Art. 117. Sem prejuízo da incidência das multas e acréscimo previstos no artigo anterior, incidem ainda nos débitos fiscais os juros moratórios de 1% (hum por cento) por mês, correção monetária e, se o débito estiver ajuizado, custas e despesas judiciais, devidas até o efetivo pagamento.
§ 1º Os juros moratórios serão computados a partir do mês imediato ao do vencimento do Tributo, considerando-se como mês completo qualquer fração desse período de tempo.
§ 2º Não se aplicará o disposto no artigo anterior, em relação a débitos referentes a imposto sobre serviços que ficam subordinados ao disposto no artigo 55º incisos I e II, parágrafo 1º incisos I e II desta Lei, sem prejuízo da aplicação da correção monetária e, se o débito estiver ajuizado, custas e despesas judiciais, devidas até o efetivo pagamento.
§ 3º A correção monetária não será aplicada sobre qualquer quantia depositada pelo contribuinte, na repartição arrecadora, para discussão administrativa ou judicial do débito.
Art. 118. Os pedidos de reconsideração e os recursos previstos nesta Lei não terão efeito suspensivo, salvo se o contribuinte depositar, na repartição arrecadadora, o total do débito exigido.
Art. 119. Os prazos fixados nesta Lei serão contínuos e fatsis, digo, fatais, excluindo-se na sua contagem o dia do início e incluindo-se o do vencimento.
Parágrafo único. Os prazos só se iniciam ou vencem em dia de expediente normal na repartição em que tenha curso o processo ou deva ser praticado o ato.
Art. 120. Serão desprezadas na base de cálculo de qualquer tribto, as frações de NCr$ 0,10 (dez centavos novos).

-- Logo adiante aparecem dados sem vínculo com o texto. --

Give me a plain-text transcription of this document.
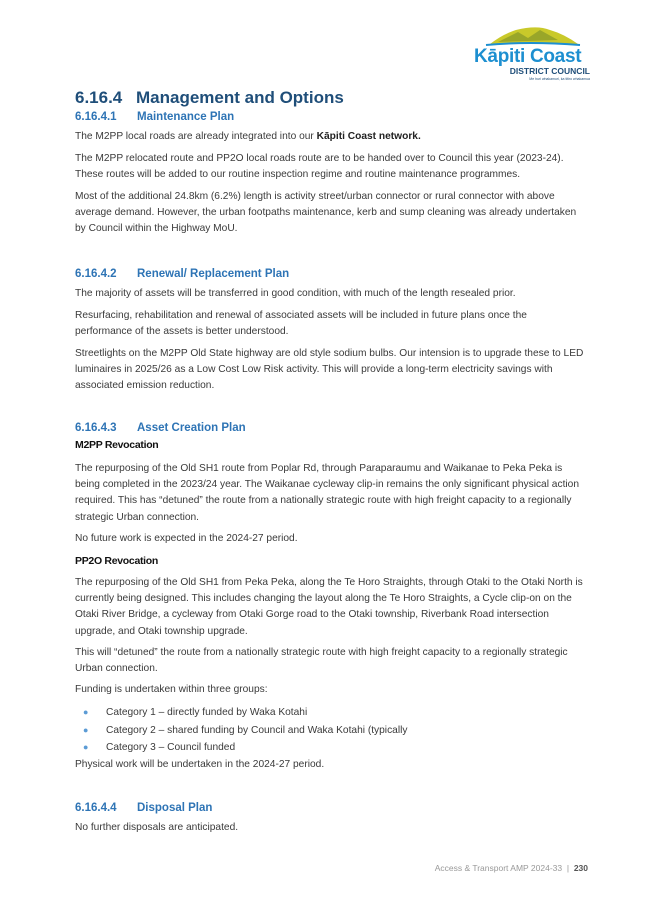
Kāpiti Coast
DISTRICT COUNCIL
Me huri whakamuri, ka titiro whakamua
6.16.4 Management and Options
6.16.4.1 Maintenance Plan

The M2PP local roads are already integrated into our Kāpiti Coast network.

The M2PP relocated route and PP2O local roads route are to be handed over to Council this year (2023-24). These routes will be added to our routine inspection regime and routine maintenance programmes.

Most of the additional 24.8km (6.2%) length is activity street/urban connector or rural connector with above average demand. However, the urban footpaths maintenance, kerb and sump cleaning was already undertaken by Council within the Highway MoU.

6.16.4.2 Renewal/ Replacement Plan

The majority of assets will be transferred in good condition, with much of the length resealed prior.

Resurfacing, rehabilitation and renewal of associated assets will be included in future plans once the performance of the assets is better understood.

Streetlights on the M2PP Old State highway are old style sodium bulbs. Our intension is to upgrade these to LED luminaires in 2025/26 as a Low Cost Low Risk activity. This will provide a long-term electricity savings with associated emission reduction.

6.16.4.3 Asset Creation Plan

M2PP Revocation

The repurposing of the Old SH1 route from Poplar Rd, through Paraparaumu and Waikanae to Peka Peka is being completed in the 2023/24 year. The Waikanae cycleway clip-in remains the only significant physical action required. This has “detuned” the route from a nationally strategic route with high freight capacity to a regionally strategic Urban connection.

No future work is expected in the 2024-27 period.

PP2O Revocation

The repurposing of the Old SH1 from Peka Peka, along the Te Horo Straights, through Otaki to the Otaki North is currently being designed. This includes changing the layout along the Te Horo Straights, a Cycle clip-on on the Otaki River Bridge, a cycleway from Otaki Gorge road to the Otaki township, Riverbank Road intersection upgrade, and Otaki township upgrade.

This will “detuned” the route from a nationally strategic route with high freight capacity to a regionally strategic Urban connection.

Funding is undertaken within three groups:

● Category 1 – directly funded by Waka Kotahi
● Category 2 – shared funding by Council and Waka Kotahi (typically
● Category 3 – Council funded

Physical work will be undertaken in the 2024-27 period.

6.16.4.4 Disposal Plan

No further disposals are anticipated.

Access & Transport AMP 2024-33 | 230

Art. 121. Este Código entrará em vigor no dia 1º de Janeiro de 1969, revogadas as disposições em contrário, especialmente a Lei nº 195, de 31/8/1965.
Prefeitura Municipal de Nova Odessa, aos 31 de Dezembro de 1968.
ARTHUR RODRIGUES AZENHA
Prefeito Municipal
Publicada no Serviço de Administração na mesma data.
PAULO F. ALVARENGA CAMPOS
Secretário
Este texto não substitui o publicado e arquivado pela Câmara Municipal.